The race-based exclusionary policies expanded from the Chinese Exclusion Act culminated in a 1917 ban on immigrants from most of Asia, which was not truly lifted until 1952. Then in 1924, Congress passed the first permanent numerical restriction on immigration in the form of the National Origins Act. This law placed a cap of 150,000 European immigrants per year but also allowed for the admission of immigrants based on the proportion of the proportion of immigrants from their home nation according to the census of 1890. Because the 1890 census had much smaller numbers of immigrants not from Western Europe than the predicted numbers for the future, this provision shows to an attempt ensure that future immigrants would be mostly from Great Britain, Ireland, Germany, and Scandinavia. This quota system was not dismantled until 1965. From the 1960s to the 2010s however, a new more inclusionary policy emerged. In 1965 Congress enacted amendments to the Immigration and Nationality Act of 1952 replacing the national-origins quota system with simply a limit of 20,000 immigrants per country not in the Western Hemisphere.

However, it also limited immigration from the Western Hemisphere, most notably Mexico. This restriction greatly increased illegal immigration from Mexico and Latin America into the U.S. During the 1980s the passage of the Refugee Act of 1980 expanded the number of refugees annually accepted as well as broadening the definition of the term refugee beyond those fleeing from Communist countries, such as Cuba and Vietnam, and granted them specific social and medical services. Alongside the 1965 act, the Refugee Act dramatically increased immigration from non-European countries. Advancing towards current policy, the Immigration Reform and Control Act, which addressed illegal immigration, has been one of the most important immigration laws of the century. This law heightened penalties for employers who knowingly hired illegal immigrants, but also allowed millions of illegal immigrants already in the United States to become naturalized. Finally, the Immigration Act of 1990, in an effort to balance exclusionary and inclusionary forces significantly liberalized policy by raising total admissions 40%, but also reserved many of these immigrant slots for highly skilled immigrants. Immigration in the 1980s reached almost ten million, setting a new record, which was exceeded in the 1990s, partly as a result of the 1990 Immigration Act. In the past decade, immigration law has remained relatively inclusionary.

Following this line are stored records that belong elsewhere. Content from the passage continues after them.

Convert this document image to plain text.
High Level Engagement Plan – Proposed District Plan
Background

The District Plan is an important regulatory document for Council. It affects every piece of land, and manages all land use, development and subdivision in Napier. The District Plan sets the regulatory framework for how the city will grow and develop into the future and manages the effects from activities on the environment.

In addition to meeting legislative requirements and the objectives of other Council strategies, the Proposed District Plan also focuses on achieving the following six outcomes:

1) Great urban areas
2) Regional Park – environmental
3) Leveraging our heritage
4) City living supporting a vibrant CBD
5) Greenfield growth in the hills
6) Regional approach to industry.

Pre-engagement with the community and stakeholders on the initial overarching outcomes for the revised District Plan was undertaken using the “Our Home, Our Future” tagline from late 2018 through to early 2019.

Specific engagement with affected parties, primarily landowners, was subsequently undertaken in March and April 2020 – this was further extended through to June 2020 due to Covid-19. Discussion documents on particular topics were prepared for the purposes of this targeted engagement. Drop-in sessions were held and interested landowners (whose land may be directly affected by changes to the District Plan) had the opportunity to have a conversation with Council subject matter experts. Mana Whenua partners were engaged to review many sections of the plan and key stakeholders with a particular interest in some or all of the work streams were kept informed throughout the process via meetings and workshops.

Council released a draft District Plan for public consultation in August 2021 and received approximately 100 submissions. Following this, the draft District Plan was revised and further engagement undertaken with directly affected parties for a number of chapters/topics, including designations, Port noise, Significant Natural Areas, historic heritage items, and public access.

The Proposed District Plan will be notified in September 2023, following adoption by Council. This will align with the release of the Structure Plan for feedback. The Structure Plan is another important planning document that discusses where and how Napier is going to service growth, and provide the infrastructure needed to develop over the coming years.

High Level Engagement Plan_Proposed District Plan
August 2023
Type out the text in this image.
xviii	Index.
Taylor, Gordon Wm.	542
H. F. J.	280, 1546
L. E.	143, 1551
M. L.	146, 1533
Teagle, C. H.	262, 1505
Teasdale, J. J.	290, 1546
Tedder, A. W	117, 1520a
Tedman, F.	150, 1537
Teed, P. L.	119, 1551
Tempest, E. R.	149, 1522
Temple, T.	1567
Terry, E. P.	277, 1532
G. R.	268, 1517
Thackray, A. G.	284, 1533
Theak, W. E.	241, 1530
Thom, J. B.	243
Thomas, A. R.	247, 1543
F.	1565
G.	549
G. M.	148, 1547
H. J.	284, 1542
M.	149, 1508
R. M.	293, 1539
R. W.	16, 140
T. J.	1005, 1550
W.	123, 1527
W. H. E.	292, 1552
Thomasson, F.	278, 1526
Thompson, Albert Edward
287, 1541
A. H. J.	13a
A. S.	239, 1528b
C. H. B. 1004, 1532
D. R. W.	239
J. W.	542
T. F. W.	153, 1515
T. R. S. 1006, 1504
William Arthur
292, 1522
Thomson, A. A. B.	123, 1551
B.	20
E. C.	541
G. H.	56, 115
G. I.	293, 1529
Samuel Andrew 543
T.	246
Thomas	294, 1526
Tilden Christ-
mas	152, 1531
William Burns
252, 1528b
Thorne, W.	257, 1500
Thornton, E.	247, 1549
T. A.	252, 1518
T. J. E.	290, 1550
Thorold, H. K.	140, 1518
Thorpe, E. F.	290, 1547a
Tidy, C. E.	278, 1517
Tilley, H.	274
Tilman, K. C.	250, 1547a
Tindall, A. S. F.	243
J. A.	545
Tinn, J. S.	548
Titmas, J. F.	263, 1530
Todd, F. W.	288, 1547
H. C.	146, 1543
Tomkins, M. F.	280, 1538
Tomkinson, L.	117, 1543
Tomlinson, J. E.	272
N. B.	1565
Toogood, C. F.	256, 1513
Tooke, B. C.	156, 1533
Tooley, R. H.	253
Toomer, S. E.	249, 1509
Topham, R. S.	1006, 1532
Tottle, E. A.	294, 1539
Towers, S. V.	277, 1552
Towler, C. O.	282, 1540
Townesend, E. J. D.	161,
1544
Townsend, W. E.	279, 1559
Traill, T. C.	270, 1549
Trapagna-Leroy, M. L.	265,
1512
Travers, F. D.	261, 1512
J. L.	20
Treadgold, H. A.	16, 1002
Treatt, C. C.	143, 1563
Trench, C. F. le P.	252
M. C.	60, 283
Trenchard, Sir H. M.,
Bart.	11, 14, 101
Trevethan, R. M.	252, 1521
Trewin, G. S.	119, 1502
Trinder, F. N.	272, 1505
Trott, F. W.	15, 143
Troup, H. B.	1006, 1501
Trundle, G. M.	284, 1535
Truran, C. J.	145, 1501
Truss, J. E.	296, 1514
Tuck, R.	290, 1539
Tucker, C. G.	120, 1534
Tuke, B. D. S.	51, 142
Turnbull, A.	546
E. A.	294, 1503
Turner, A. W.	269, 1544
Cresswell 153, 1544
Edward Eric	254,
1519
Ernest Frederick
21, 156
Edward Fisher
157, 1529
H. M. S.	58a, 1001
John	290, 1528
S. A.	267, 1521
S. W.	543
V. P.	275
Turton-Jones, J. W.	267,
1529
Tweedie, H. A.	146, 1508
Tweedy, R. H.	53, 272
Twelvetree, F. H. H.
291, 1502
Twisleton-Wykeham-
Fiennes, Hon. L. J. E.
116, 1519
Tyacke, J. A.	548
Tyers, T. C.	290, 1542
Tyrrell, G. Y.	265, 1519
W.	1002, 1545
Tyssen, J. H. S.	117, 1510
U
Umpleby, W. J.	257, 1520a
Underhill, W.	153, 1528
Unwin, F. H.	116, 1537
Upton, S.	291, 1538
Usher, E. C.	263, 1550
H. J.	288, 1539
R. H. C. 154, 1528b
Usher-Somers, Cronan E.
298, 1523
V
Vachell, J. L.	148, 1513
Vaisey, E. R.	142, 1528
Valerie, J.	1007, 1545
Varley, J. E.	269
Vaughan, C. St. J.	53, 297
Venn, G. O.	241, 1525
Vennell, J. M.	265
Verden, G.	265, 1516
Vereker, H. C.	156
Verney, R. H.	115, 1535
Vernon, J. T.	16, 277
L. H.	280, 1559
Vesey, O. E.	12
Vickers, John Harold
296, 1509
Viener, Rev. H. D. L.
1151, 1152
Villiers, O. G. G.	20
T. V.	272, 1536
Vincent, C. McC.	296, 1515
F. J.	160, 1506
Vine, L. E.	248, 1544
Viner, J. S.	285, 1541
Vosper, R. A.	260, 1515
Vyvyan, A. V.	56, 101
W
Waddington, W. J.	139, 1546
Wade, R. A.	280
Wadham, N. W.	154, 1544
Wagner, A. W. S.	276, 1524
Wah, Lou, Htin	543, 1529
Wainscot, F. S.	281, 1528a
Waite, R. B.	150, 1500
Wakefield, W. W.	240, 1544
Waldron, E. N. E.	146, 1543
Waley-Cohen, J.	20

Most notably under President Barack Obama the Deferred Action for Childhood Arrivals, or DACA, helped prevent the deportation of people who were brought to the United States as children by parents who either entered the country illegally. But in the last 3 years the Trump administration has acted in accordance with rising anti-immigration sentiments and began increasing the severity of reactions to illegal immigration. In addition to promoting the building of a wall along the U.S., Mexico border President Donald Trump rescinded DACA and placed a temporary immigration ban on certain Muslim majority countries in response to the rise of Islamic terrorism, though critics cite the fact that the ban does not apply to nations with which Trump’s company has business deals with as evidence that the ban is of a racial rather than security nature.